Bankers see CRR hike round the bend
Just when bankers were beginning to get comfortable with the term ‘rate cut’, an inevitable hike in the cash reserve ratio driven by liquidity concerns has caught them off guard.
NEW DELHI: Just when bankers were beginning to get comfortable with the term ‘rate cut’, an inevitable hike in the cash reserve ratio driven by liquidity concerns has caught them off guard.
Though some of the bankers have resigned to the fact that the only option left for RBI to handle inflows is a CRR hike, many feel RBI would maintain a stable monetary stance in its review later this month.
The review is scheduled five days after SEBI’s crucial board meet on October 25 that will witness new regulations to curb inflows on account of participatory notes. The bankers are of the view that credit demand will pick up as the busy season kicks in and only a stable interest regime will stimulate demand. While a 25 basis point increase will not have a huge impact for banks, it will send a wrong signal as far as interest rates are concerned, they say.
Considering that the rate cut cycle has just been put into action, going forward it would have to factor in a possible tightness in liquidity, in case of a hike in CRR. In a bid to boost slackening credit demand, banks are expected to cut rates during the festival season lasting till the end of the year to stoke credit offtake.
“In my opinion, the system needs a stable interest regime for now. If a hike in CRR is exercised as an option, it will send a wrong signal for interest rate. The markets are flush with liquidity and inflation is near-benign. I do not think that RBI will send a signal to the banks to increase interest rates. In the event of a CRR hike, banks will wait for an opportunity to increase rates again, though the impact itself may not be too significant. I expect a stable monetary policy,” said Punjab National Bank executive director K Raghuraman.
Rate cuts spurred by market leaders SBI and ICICI was slated to act as a cue to other lenders to take advantage of demand over the next 10 weeks by deploying credit at lower rates. Credit offtake has fallen to worrying levels of 23% this month, compared to the year-on-year growth of 31%.
“The current rate cycle is only spurred because of the festival season. It is not permanent in nature. If you notice, none of the banks have tinkered with their PLR,” Mr Pereira added.
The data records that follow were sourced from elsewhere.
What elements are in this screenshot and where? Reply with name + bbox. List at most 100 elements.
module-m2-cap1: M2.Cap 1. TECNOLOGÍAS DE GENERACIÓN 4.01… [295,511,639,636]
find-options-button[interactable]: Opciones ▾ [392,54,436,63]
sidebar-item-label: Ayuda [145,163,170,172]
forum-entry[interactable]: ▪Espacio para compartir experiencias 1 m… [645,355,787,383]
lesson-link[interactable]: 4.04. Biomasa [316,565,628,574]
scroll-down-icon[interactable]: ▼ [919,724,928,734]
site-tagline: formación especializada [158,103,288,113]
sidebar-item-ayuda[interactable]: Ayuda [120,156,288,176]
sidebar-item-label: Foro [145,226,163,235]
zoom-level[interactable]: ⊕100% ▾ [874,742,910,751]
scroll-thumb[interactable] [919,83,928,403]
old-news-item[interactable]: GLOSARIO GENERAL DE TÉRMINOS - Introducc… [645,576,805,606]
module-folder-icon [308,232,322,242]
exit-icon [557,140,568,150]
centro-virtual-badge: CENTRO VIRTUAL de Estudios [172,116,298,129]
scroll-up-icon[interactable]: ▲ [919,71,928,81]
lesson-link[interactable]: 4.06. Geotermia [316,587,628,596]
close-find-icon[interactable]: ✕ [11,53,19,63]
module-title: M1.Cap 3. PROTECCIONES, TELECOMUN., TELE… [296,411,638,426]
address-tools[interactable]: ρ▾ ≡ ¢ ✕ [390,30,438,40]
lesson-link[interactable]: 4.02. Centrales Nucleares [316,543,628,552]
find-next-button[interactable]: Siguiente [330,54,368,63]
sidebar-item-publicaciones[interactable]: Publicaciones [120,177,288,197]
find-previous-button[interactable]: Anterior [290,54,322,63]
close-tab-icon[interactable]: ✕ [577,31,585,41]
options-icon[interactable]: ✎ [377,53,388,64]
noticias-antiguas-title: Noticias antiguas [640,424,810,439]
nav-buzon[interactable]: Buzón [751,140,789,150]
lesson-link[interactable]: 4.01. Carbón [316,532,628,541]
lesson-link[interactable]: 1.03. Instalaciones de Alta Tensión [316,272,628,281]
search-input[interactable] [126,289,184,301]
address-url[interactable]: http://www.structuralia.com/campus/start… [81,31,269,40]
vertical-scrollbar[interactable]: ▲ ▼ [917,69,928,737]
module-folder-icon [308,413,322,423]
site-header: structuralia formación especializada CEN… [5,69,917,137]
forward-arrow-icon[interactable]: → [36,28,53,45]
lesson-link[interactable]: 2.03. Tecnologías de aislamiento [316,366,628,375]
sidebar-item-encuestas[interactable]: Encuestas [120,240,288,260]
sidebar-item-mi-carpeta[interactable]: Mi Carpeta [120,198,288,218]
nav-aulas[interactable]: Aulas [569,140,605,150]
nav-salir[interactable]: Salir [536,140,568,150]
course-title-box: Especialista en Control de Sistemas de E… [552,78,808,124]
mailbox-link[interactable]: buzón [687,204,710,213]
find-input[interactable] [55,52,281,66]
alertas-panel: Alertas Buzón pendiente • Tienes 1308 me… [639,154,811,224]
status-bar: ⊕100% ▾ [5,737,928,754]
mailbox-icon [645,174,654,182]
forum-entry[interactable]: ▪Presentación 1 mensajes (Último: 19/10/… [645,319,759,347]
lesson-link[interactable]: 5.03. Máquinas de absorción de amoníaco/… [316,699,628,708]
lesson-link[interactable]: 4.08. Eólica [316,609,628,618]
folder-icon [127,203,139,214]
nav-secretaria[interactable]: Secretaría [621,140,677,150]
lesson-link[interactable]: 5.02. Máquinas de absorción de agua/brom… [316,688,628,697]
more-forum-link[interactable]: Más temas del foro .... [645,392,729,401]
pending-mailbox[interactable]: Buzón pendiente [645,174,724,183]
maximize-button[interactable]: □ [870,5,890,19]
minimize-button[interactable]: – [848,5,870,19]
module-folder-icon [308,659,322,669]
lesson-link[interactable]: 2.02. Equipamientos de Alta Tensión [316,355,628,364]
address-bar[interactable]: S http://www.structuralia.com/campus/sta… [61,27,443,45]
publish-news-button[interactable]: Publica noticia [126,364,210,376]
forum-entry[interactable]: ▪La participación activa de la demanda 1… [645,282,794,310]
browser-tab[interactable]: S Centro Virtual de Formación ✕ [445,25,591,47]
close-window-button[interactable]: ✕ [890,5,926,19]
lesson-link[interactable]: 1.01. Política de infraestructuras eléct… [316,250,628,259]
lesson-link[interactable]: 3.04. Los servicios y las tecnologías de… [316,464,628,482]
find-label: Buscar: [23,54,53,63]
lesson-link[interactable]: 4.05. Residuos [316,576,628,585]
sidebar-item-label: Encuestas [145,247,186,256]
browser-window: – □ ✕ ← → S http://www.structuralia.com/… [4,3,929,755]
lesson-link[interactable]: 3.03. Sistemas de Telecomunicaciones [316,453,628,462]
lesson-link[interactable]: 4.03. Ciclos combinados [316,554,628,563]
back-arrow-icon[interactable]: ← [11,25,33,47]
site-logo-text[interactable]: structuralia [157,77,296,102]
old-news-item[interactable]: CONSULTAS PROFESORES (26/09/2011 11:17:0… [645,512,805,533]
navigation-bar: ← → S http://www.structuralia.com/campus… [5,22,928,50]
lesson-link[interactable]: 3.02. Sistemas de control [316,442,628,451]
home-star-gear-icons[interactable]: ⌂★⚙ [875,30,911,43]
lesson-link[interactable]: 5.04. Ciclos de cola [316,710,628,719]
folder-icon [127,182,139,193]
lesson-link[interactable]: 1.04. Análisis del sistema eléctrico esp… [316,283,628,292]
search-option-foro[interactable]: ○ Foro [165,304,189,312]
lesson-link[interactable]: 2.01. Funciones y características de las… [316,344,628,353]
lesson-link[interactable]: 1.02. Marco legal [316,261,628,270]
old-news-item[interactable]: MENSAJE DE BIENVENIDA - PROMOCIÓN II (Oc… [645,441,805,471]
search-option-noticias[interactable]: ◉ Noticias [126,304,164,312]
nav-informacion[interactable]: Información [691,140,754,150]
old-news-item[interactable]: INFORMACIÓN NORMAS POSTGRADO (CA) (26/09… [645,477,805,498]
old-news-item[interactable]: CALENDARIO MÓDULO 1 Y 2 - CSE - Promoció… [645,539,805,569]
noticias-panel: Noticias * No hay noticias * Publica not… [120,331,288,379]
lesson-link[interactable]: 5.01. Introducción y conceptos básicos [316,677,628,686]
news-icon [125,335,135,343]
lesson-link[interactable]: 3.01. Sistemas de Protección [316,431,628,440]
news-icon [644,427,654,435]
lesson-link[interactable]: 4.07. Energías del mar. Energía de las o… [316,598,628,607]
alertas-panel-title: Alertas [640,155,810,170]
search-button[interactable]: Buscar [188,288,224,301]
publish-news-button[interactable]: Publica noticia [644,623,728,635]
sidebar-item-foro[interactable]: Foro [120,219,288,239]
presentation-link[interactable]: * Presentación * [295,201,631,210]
But is a CRR hike the only way to absorb liquidity on account of inflows or will RBI go slow on intervention? “The pipeline of the flow is so strong that it will need to let the rupee appreciate. The government borrowing in the rest of the fiscal is in tandem with MSS issuance. It will act as a quasi-sterilisation measure," said HDFC Bank chief economist Abheek Barua. It is understood that sterilisation worth Rs 20,000 crore under MSS has been administered, after an increase in the limit up to Rs 2,00,000 crore for the current fiscal.